Bloğa yazdığımda eski bir dostla karşılaşmış gibi hissediyorum hep. Zaman ve uygun mod buldukça yazmak beni çok mutlu ediyor eski dostlar. 

Bugün uzun zamandır yazmadığım Hollanda Günlükleri'ne bir yenisini eklemek istiyorum. Hollanda ama içinde bolca İzmir de olacak; son zamanları içeren bir rapor diyelim. Bir süredir günlük yazmadığım için geçen yıl sonbaharına değinerek başlayacağım.
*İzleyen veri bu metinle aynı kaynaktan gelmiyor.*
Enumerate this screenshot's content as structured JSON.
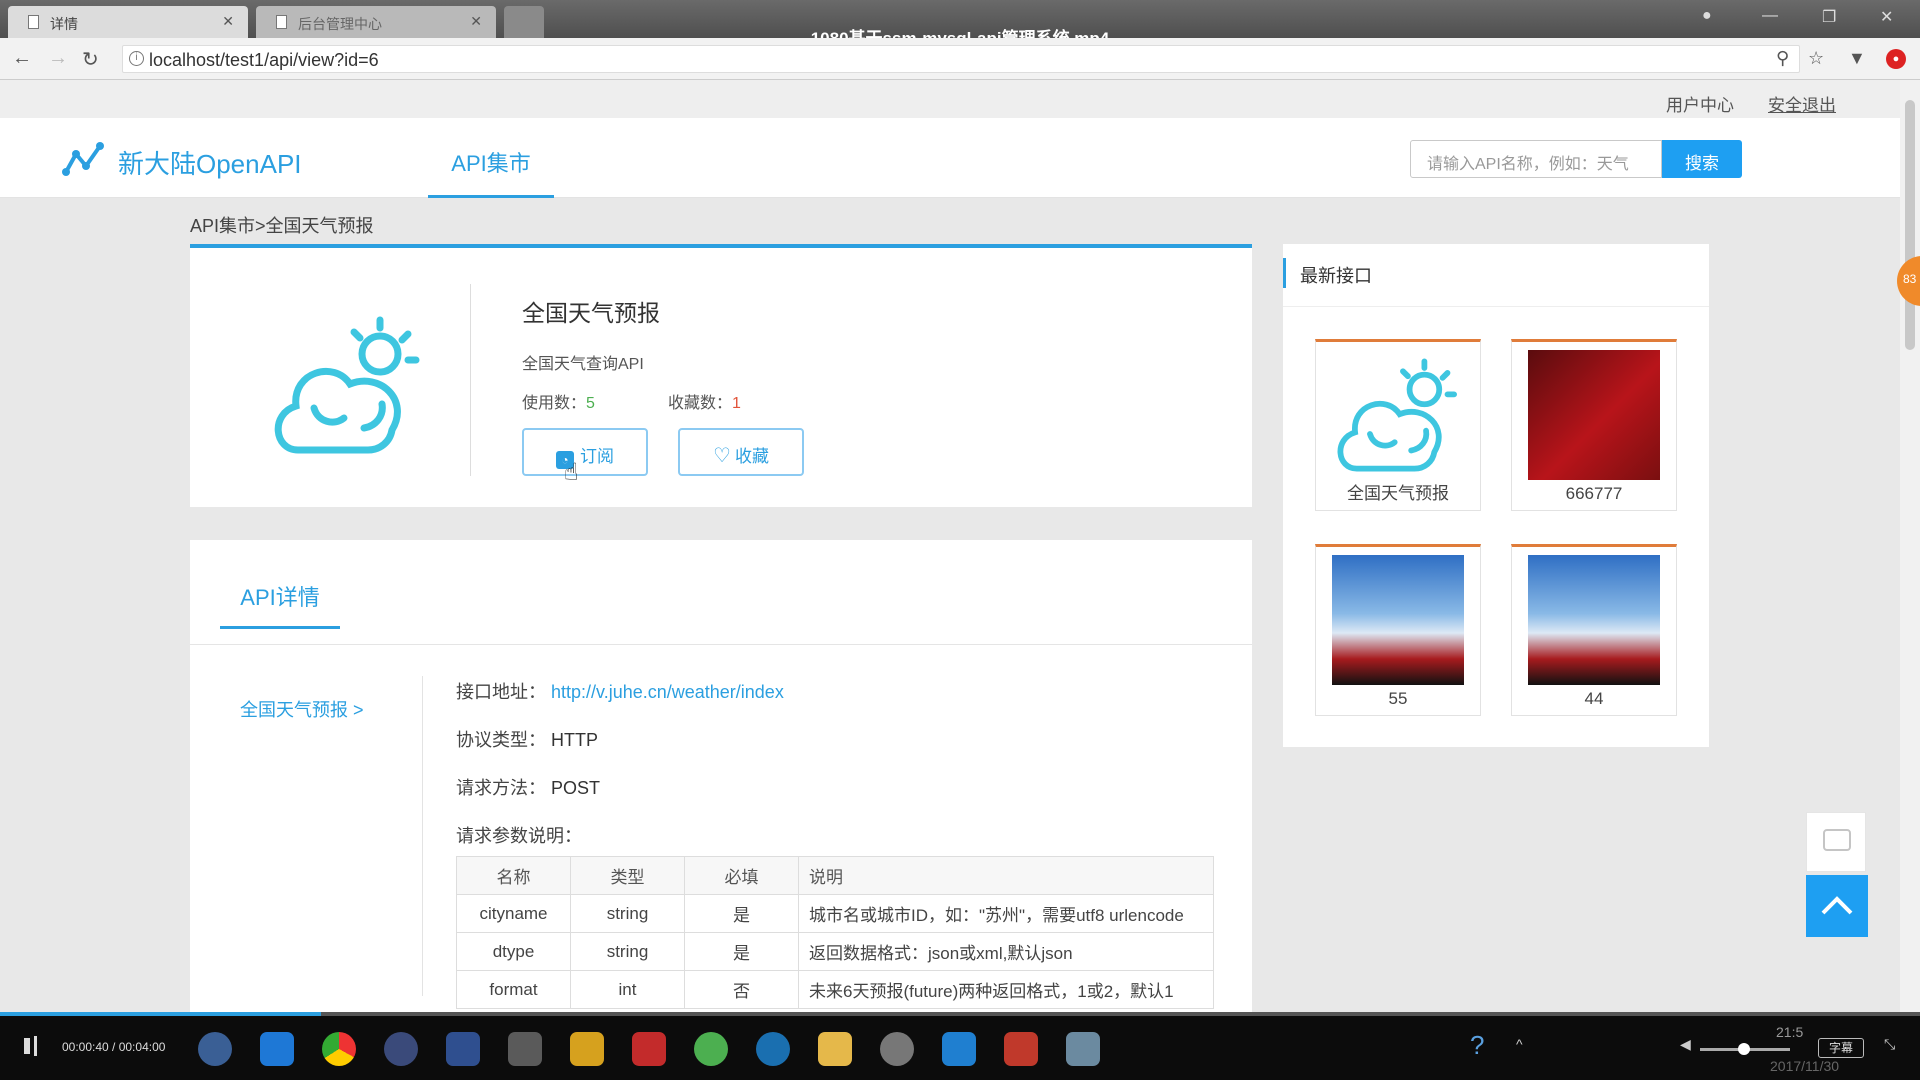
{
  "browser": {
    "tabs": [
      {
        "label": "详情"
      },
      {
        "label": "后台管理中心"
      }
    ],
    "video_title": "1080基于ssm-mysql-api管理系统.mp4",
    "url": "localhost/test1/api/view?id=6"
  },
  "userbar": {
    "user_center": "用户中心",
    "logout": "安全退出"
  },
  "header": {
    "logo_text": "新大陆OpenAPI",
    "nav_active": "API集市",
    "search_placeholder": "请输入API名称，例如：天气",
    "search_button": "搜索",
    "brand_color": "#2b9fe0"
  },
  "breadcrumb": "API集市>全国天气预报",
  "api": {
    "name": "全国天气预报",
    "desc": "全国天气查询API",
    "usage_label": "使用数：",
    "usage_count": "5",
    "fav_label": "收藏数：",
    "fav_count": "1",
    "subscribe_label": "订阅",
    "favorite_label": "收藏"
  },
  "detail": {
    "tab_label": "API详情",
    "side_link": "全国天气预报 >",
    "endpoint_label": "接口地址：",
    "endpoint": "http://v.juhe.cn/weather/index",
    "protocol_label": "协议类型：",
    "protocol": "HTTP",
    "method_label": "请求方法：",
    "method": "POST",
    "params_label": "请求参数说明：",
    "params_headers": [
      "名称",
      "类型",
      "必填",
      "说明"
    ],
    "params": [
      {
        "name": "cityname",
        "type": "string",
        "required": "是",
        "desc": "城市名或城市ID，如：\"苏州\"，需要utf8 urlencode"
      },
      {
        "name": "dtype",
        "type": "string",
        "required": "是",
        "desc": "返回数据格式：json或xml,默认json"
      },
      {
        "name": "format",
        "type": "int",
        "required": "否",
        "desc": "未来6天预报(future)两种返回格式，1或2，默认1"
      }
    ]
  },
  "sidebar": {
    "title": "最新接口",
    "items": [
      {
        "caption": "全国天气预报",
        "icon": "weather-icon"
      },
      {
        "caption": "666777",
        "icon": "poster-image"
      },
      {
        "caption": "55",
        "icon": "poster-image"
      },
      {
        "caption": "44",
        "icon": "poster-image"
      }
    ]
  },
  "player": {
    "time": "00:00:40 / 00:04:00",
    "progress": 0.167,
    "subtitle": "字幕",
    "clock": "21:5",
    "date": "2017/11/30"
  },
  "side_badge": "83"
}
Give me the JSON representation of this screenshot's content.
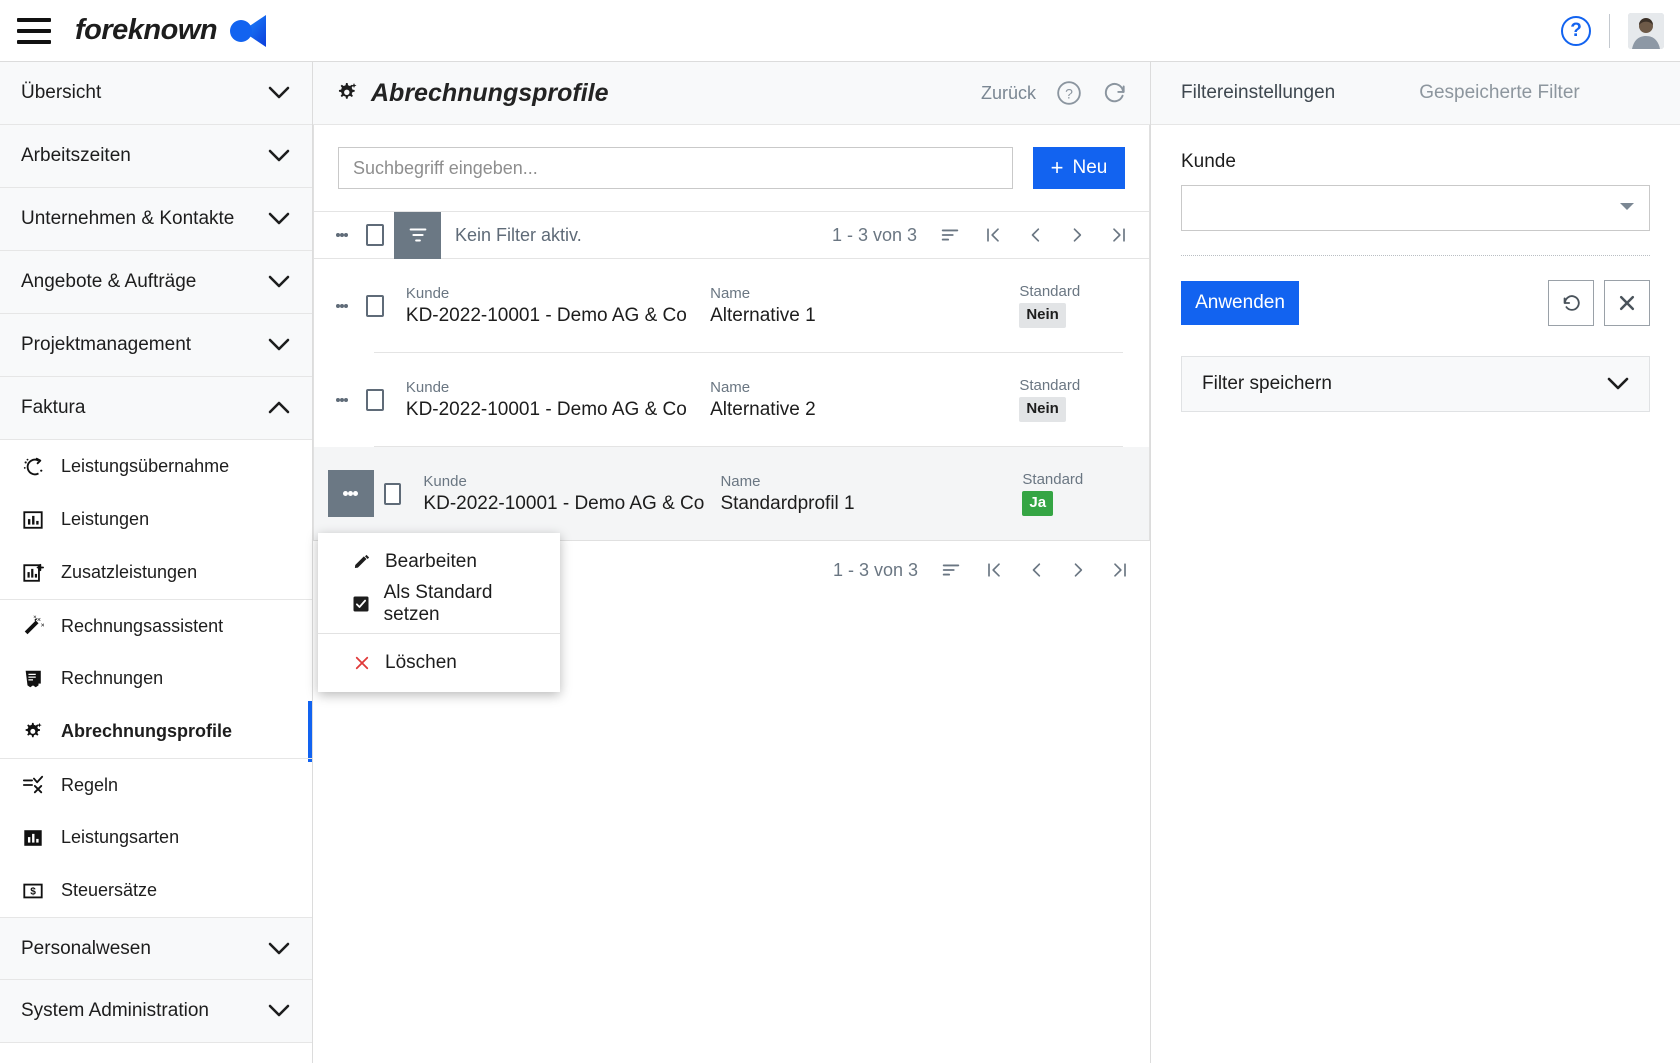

 Geçtiğimiz sonbaharda yine yapraklarımız döküldü ve evimizin karşısındaki ağaçlar cılızca kaldı. Bu görüntü ilk başta enteresan gelip kendini izlettirse de, bir süre sonra hep o devasa, yapraklı, fışır fışır uçuşan ağaç gövdeleri görme hasreti basıyor; ta ki tekrar yeşerene  kadar. Hollanda'da kışın zor olduğu doğru; bolca gri gün ve bir cansızlık hakim oluyor. Yine de yazın, baharın veremediği ne alabilirim diye gözümü dikmeye gayret ediyorum bu dönemde de.

Misal, geçen kışta uzun zamandır görmediğim kadar güzel bir kar vardı birkaç gün.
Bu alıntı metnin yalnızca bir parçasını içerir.